Monday, July 21, 2014

Recognize and Abandon Every Faulty Premise


It was on an early April cab ride way back when New York City taxi drivers still spoke English that I learned to truly understand and appreciate the meaning of the term “faulty premise.”

My cabbie had responded with an expletive to a radio broadcast of the annually repeated news report about the indictment of some alleged tax cheat and the ensuing comments of the IRS Commissioner.

“Did you ever hear such  b_ _ _ s _ _ _,” exclaimed my driver, referring to the tax agency boss's claim that cheating increased the burdens of honest taxpayers.

My demurrer that the claim seemed credible, instantly transformed the cab driver, who until then had seemed to be a  “dese” and “dem” tenement kind of guy, into a sophisticated and articulate debater.  “It’s based on a faulty premise,” he snorted.  “It assumes there is some finite number of dollars, some limited amount of money that the government assholes will spend.”

“The fact,” he continued, “is that there is no limit to what they'll spend.  They will spend every dollar that they can lay their greedy hands on . . . everything that they can collect in taxes and fees as well as everything more that they can beg, borrow, or steal.  So even if nobody cheats, they’ll still get everything they can from every one of us.  God bless those who find a way, any way to escape their grubby grasping paws.”

(In those days the burdening of future generations was somewhat curtailed by actual efforts to set priorities and limit government spending to what was expected (with unrealistic optimism) to come into its coffers.  And just printing greenbacks had not yet come into vogue.)

In any event a similar faulty premise underlies and dooms the so-called “peace process” in the Middle East.

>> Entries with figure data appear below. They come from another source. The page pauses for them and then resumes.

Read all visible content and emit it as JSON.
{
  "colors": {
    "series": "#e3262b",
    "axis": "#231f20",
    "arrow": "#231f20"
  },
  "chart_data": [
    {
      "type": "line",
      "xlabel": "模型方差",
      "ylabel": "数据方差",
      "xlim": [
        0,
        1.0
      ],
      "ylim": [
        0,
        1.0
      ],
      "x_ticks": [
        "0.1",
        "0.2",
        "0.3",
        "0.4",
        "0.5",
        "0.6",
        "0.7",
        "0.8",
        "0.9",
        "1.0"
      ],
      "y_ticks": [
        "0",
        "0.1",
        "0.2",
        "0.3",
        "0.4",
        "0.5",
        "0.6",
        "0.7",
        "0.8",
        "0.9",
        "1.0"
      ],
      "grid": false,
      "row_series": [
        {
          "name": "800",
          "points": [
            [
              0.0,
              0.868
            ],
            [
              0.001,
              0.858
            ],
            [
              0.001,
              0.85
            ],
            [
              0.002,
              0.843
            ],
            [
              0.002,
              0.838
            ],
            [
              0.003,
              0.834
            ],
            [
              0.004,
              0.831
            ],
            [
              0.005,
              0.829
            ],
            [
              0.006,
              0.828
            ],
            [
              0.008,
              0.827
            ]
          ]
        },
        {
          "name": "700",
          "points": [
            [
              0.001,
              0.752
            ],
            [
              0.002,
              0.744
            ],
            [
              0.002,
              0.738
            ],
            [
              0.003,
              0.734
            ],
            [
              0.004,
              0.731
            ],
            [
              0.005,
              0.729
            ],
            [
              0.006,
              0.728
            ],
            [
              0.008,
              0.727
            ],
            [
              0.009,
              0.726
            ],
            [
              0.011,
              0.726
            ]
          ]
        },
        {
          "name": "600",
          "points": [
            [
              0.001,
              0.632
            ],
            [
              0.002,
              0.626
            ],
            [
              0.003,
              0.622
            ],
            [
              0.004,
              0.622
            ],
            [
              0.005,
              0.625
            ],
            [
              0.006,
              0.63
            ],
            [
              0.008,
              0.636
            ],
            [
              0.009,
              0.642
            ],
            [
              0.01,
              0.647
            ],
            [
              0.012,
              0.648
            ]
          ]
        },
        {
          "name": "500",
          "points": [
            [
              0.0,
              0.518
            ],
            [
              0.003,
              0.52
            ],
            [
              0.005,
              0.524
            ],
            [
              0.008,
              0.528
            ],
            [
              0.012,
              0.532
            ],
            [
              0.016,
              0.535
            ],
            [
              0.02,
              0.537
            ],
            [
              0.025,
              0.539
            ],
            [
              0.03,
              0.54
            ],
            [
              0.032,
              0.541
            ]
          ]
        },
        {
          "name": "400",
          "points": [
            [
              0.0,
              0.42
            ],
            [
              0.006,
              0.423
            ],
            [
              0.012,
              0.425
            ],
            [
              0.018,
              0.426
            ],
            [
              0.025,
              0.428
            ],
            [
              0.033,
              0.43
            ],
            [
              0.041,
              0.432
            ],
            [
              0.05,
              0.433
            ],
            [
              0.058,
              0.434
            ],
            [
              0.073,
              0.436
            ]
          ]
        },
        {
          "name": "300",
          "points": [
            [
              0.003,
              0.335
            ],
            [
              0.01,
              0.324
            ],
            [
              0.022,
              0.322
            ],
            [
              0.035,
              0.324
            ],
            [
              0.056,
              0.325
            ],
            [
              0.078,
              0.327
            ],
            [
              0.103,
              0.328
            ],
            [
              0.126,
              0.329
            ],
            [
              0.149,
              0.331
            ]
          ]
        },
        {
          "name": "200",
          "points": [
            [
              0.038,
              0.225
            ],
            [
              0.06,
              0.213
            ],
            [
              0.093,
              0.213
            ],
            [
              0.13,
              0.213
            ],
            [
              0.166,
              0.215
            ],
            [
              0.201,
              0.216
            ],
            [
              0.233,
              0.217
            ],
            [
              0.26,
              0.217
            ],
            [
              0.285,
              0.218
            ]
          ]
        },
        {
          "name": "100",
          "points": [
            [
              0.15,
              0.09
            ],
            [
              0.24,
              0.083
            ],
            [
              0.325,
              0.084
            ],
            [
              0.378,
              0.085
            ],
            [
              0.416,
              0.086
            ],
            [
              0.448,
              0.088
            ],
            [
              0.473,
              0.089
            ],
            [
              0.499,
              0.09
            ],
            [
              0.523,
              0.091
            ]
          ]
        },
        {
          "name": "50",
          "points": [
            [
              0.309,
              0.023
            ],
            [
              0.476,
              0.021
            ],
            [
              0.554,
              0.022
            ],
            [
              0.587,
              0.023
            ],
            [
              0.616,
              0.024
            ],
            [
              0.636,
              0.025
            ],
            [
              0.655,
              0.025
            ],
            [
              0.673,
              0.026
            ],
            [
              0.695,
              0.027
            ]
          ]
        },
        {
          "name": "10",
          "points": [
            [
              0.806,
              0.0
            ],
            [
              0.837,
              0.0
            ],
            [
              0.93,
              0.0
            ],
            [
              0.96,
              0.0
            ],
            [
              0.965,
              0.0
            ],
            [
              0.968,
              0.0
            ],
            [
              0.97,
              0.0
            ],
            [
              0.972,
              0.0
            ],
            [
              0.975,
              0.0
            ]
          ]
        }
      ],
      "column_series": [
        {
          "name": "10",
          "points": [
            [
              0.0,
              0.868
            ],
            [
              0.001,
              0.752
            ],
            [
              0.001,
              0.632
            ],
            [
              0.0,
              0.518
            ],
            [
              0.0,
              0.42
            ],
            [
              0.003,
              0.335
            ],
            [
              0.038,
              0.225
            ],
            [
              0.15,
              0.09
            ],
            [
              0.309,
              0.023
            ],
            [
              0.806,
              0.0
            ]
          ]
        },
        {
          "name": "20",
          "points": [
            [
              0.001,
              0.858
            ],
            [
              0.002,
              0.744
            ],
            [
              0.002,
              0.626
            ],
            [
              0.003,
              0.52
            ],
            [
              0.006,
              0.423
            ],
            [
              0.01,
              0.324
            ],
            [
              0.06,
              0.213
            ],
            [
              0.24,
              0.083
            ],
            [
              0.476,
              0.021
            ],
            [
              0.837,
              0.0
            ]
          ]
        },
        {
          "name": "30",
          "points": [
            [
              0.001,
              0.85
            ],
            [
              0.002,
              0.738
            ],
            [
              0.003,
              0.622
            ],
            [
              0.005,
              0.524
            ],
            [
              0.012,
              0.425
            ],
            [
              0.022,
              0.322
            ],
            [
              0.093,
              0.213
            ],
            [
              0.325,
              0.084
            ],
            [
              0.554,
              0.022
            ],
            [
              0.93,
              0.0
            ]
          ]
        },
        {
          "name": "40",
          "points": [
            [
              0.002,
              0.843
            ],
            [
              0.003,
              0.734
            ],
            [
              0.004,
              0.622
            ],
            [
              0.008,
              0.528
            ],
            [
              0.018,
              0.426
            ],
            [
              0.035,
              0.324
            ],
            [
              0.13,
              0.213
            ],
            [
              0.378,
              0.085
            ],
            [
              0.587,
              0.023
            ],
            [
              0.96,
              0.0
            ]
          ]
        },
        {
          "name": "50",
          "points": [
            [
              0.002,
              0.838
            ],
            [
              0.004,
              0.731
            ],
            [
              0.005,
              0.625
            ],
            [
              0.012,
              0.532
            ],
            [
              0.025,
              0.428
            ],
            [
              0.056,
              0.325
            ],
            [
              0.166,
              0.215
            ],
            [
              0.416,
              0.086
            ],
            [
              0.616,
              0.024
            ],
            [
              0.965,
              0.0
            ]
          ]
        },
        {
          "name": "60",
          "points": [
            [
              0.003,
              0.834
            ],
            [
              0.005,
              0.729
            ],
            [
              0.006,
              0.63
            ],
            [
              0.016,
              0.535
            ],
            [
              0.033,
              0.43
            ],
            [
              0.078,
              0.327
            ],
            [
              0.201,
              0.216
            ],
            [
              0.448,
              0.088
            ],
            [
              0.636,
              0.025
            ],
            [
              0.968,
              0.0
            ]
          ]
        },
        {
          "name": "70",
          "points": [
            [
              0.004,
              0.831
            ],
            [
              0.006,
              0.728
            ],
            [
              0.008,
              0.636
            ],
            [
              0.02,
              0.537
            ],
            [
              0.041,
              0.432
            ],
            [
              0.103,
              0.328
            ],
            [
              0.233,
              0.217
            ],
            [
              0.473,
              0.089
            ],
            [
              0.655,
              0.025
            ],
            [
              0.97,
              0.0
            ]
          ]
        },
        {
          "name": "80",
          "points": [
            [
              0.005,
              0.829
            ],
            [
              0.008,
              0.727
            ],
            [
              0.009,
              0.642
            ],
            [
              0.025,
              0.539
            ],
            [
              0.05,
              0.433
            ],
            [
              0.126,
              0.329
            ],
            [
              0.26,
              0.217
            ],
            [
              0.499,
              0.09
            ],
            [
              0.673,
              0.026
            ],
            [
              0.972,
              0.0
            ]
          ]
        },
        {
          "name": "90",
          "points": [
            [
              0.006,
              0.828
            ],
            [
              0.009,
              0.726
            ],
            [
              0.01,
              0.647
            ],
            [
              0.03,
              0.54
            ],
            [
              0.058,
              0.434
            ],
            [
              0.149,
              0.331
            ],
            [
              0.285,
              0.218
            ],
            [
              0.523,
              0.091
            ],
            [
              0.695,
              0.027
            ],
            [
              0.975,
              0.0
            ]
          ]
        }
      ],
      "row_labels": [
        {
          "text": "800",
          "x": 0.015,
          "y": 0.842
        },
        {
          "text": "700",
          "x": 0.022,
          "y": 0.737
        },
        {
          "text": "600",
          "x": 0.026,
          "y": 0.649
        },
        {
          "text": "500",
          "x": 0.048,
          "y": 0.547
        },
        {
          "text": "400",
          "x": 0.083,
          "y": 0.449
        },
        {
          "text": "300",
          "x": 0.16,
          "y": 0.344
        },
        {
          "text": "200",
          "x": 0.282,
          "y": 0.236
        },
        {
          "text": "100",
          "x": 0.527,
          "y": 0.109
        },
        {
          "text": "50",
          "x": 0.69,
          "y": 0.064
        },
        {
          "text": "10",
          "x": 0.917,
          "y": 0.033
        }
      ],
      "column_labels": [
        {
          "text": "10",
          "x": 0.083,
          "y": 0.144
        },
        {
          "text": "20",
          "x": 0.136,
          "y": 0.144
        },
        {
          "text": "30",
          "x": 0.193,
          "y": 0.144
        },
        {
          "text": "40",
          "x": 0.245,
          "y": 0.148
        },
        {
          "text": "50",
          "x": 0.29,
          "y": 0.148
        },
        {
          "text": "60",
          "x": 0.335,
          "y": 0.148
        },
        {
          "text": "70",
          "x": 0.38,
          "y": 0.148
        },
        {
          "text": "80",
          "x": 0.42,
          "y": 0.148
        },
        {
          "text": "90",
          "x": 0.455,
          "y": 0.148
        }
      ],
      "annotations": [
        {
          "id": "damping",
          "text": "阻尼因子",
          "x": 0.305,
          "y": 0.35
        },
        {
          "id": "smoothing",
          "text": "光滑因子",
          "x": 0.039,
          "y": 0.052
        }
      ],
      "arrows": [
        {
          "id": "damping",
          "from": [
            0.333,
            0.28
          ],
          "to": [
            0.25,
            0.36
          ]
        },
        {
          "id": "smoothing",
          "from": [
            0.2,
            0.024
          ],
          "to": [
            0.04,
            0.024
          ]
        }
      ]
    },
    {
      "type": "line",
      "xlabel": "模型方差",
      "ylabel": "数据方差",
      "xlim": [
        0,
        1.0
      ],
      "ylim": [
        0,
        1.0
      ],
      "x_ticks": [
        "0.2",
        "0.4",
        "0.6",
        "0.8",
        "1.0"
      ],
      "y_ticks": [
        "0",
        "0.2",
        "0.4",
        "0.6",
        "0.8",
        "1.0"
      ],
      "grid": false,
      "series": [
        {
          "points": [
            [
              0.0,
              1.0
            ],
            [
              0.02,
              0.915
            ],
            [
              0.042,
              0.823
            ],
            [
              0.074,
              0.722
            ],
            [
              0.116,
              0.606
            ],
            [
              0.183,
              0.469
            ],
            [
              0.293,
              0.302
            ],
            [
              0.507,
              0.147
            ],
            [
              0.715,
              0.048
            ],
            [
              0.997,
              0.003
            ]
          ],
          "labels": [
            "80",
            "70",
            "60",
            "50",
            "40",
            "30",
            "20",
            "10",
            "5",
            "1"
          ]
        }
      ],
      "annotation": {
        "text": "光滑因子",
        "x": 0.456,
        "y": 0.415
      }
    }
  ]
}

We somehow have been led to pretend that if we can get a party openly intent on murder and his intended victim to talk with one another, they will reach some kind of accord . . . that the intended victim can be induced to give up enough of what he holds to satisfy his would be killer's blood lust, notwithstanding that the latter, after accepting everything offered to him, continually professes openly that he never will be satisfied with anything other than his “negotiating partner’s” death.

That is why we keep going back to history’s longest running farce – the Middle East “Peace Process” in which Israel constantly gives or offers to give to the Palestinians bits and pieces of its country, hoping that at some point the latter will recognize and accept its right to exist.  On the other hand, their Palestinian “negotiating partners” are happy repeatedly to (i) accept everything offered to them, and yet (ii) constantly demand more as well as the extinguishment of the State of Israel.

It is long past time to abandon the faulty premise and for – to resort to a current phrase – a fundamental reset in the process.

To restart it on a sound basis, open and public recognition and acceptance of the State of Israel by the Palestinians has to be established as a firm and nonnegotiable starting place, a precondition for any resumption of negotiations.  Anything and everything else then can be the subject of subsequent negotiations.